Hafidh juga menyoroti pengelolaan anggaran daerah yang tidak transparans. Dokumen anggaran suakr diakses, padahal publik perlu terlibat sejak dalam proses penyusunan.
“Pemerintah nggak pernah transparan dalam membuka dokumen penganggaran ini yang seharusnya diwajibkan oleh aturan. Sebelum disahkan ini dibuka dulu ke publik, diminta masukkan, input, saran. Itu yang nggak pernah dibuka. Pemerintah kita itu mengalokasikan uangnya untuk biaya website, domain, dan sebagainya.
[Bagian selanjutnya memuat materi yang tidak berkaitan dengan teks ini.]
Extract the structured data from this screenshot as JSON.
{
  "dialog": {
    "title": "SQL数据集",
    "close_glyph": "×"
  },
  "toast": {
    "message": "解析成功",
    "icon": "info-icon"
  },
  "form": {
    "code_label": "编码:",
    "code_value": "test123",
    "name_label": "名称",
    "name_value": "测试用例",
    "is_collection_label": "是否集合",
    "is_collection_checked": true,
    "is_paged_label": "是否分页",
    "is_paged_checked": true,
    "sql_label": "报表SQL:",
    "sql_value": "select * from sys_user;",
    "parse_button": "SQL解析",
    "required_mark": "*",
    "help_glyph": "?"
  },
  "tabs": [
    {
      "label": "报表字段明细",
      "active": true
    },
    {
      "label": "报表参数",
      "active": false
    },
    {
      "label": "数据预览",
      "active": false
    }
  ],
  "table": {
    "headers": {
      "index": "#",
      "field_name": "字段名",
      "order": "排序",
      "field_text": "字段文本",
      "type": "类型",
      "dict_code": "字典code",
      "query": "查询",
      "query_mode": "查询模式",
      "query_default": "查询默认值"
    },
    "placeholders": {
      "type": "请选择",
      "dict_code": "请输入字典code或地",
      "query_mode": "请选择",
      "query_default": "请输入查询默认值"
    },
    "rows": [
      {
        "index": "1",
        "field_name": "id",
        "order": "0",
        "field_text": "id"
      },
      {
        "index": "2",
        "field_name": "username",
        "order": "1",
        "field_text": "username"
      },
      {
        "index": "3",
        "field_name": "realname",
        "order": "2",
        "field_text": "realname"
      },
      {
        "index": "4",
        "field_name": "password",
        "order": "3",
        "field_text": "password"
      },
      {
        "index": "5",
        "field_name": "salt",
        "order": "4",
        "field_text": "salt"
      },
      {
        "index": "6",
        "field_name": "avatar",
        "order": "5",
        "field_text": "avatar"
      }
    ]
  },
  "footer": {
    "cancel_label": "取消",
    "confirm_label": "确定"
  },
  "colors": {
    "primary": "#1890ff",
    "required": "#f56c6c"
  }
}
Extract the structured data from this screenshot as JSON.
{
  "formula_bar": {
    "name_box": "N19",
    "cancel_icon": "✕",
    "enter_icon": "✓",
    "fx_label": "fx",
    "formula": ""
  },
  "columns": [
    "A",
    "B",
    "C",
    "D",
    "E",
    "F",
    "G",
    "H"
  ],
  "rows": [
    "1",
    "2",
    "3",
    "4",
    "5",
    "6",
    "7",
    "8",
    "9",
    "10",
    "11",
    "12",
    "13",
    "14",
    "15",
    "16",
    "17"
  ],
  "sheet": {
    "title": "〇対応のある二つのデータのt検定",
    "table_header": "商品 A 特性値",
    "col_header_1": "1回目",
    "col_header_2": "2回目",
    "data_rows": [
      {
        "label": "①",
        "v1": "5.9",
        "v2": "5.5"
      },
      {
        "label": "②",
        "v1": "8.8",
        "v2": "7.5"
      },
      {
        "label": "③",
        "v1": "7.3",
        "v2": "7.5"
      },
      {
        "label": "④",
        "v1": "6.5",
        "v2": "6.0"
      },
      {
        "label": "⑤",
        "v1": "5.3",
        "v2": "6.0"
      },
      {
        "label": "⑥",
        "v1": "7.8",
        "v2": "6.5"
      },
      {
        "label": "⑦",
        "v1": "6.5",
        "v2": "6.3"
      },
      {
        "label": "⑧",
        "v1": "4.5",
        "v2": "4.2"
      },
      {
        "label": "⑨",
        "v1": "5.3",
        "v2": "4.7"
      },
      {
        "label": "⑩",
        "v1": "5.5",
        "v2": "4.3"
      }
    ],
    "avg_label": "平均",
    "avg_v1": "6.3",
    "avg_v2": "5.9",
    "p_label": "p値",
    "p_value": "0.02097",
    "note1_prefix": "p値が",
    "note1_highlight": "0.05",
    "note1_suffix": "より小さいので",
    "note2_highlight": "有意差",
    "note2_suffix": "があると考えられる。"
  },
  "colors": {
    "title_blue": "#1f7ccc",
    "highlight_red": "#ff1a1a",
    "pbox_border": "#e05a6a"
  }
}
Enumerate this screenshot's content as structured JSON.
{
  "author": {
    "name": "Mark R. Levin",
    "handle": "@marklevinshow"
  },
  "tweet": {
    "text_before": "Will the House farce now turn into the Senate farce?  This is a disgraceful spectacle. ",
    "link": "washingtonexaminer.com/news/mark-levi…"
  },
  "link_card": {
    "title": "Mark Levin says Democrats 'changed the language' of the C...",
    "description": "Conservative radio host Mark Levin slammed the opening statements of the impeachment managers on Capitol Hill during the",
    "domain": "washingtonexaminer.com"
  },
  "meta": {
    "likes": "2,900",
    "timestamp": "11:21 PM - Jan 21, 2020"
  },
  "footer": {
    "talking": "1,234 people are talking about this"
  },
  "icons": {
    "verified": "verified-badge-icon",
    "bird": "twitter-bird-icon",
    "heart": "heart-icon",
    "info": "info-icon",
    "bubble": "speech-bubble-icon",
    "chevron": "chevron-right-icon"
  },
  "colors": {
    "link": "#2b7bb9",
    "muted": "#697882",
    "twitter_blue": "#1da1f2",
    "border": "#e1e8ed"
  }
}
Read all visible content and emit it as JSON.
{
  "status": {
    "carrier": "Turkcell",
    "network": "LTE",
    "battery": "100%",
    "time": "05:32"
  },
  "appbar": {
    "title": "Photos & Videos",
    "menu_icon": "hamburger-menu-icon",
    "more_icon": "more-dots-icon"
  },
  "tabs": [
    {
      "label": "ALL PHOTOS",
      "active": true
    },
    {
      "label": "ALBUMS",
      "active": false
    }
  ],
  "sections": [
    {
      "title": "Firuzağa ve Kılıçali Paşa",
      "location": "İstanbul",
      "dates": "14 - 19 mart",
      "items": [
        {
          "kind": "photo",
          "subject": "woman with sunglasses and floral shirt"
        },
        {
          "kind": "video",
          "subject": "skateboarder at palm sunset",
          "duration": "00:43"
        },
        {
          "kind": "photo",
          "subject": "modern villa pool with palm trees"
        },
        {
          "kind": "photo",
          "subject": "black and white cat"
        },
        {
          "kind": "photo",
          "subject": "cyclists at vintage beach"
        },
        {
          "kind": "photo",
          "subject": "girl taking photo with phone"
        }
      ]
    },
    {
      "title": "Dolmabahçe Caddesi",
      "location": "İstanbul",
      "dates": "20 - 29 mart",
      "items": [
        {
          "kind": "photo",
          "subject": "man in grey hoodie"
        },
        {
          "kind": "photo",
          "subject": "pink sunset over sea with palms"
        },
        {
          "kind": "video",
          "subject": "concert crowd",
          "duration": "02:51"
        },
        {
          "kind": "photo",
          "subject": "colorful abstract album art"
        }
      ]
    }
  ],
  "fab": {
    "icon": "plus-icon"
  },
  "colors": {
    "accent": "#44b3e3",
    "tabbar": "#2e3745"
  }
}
Tapi itu nggak pernah dimanfaatkan untuk mempublikasi data-data seperti ini. Yang seharusnya diwajibkan oleh aturan, ini dipublikasi dulu sebelum disahkan,” ungkapnya.
Ia juga menjelaskan bahwa konsultasi publik merupakan bagian wajib dalam proses penyusunan anggaran. Namun, tahapan ini hampir tidak pernah dilakukan secara maksimal di Aceh.
Menurut Hafidh, kurangnya transparansi ini membuka ruang untuk potensi penyalahgunaan anggaran.
“Nah, itu yang menguatkan kita pada ini ada ruang main yang mereka tutupi. Karena kita baru tahu kalau ada pembangunan lapangan futsal untuk kejaksaan, ada lapangan tenis untuk instansi yang lain, ada lapangan tembak indoor. Itu setelah penyelesaian anggaran,” ujarnya.